Scientists develop effective intranasal mumps-based COVID-19 vaccine candidate
The researchers used a modified live attenuated mumps virus for delivery, showing that a more stable coronavirus spike protein stimulates a stronger immune response, and suggesting a dose up the nose has an advantage over a shot.
New research by the Ohio State University, US, has advanced COVID-19 vaccine work in several ways: using a modified live attenuated mumps virus for delivery, showing that a more stable coronavirus spike protein stimulates a stronger immune response, and suggesting a dose up the nose has an advantage over a shot. Based on these combined findings in rodent experiments, the scientists one day incorporating a coronavirus antigen into the measles-mumps-rubella (MMR) vaccine to produce COVID-19 immunity in children. The research was recently published in Proceedings of the National Academy of Scientists.
“We were pushing to make a vaccine for infants and children with the idea that if we could incorporate the mumps COVID vaccine into the MMR vaccine, you would have protection against four pathogens – measles, mumps, rubella and SARS-CoV-2 – in a single immunisation programme,” said Professor Jianrong Li, senior author of the study.
To create the antigen that stimulates immunity in this vaccine candidate, researchers used a prefusion version of the SARS-CoV-2 spike protein – the shape it is in on the surface of the virus before the virus infects a cell. The spike was locked into this form by changing six of its amino acids to prolines, an inflexible amino acid.

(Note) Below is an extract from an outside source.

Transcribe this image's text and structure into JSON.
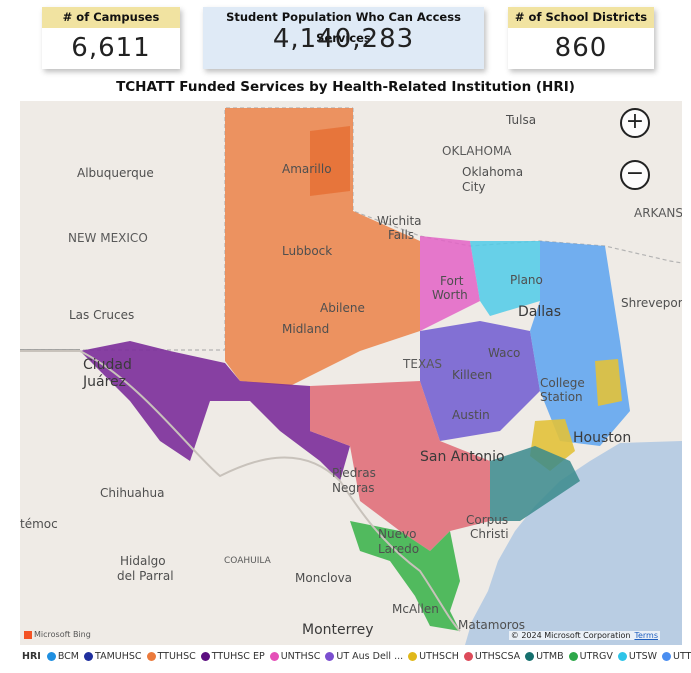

Experiments comparing the six-proline protein, 6P, to a spike protein with two prolines, 2P, showed that the 6P induces significantly more neutralising antibodies in mice and golden Syrian hamsters than the 2P version. These are the first published results showing the 6P antigen is more effective than the 2P spike protein with which the existing mRNA and adenovirus-based COVID-19 vaccines were created, the researchers said.
“We did not test the Omicron variant for this paper, but the 6P vaccine induced neutralising antibodies and T cell activity against several variants of concern and offered complete protection from disease caused by the parent SARS-CoV-2 virus and the Delta variant,” Li said. “That is very important and suggests that if we use the 6P spike protein for vaccine protection in the future, we can enhance a vaccine’s ability to protect humans.”
In addition, team developed a rapid recombination system that enables the insertion of any antigen into a mumps or measles virus in a week. “With this technique, the MMR vaccine can be rapidly updated to protect against new SARS-CoV-2 variants as they emerge,” said study first author, Yuexiu Zhang.
Researchers vaccinated study animals by both injections and by drops into the nose, an attractive needle-free option that, the results suggested, provides superior protection against the coronavirus by inducing not only system-wide antibodies, but a broad response of specialised antibodies called IgA on mucosal surfaces of the airways as well.
The study findings also suggest that existing immunity to mumps from vaccination or previous infection may slow the initial stimulation of antibodies by the mumps-based COVID-19 vaccine, but does not prevent a strong, protective antibody response.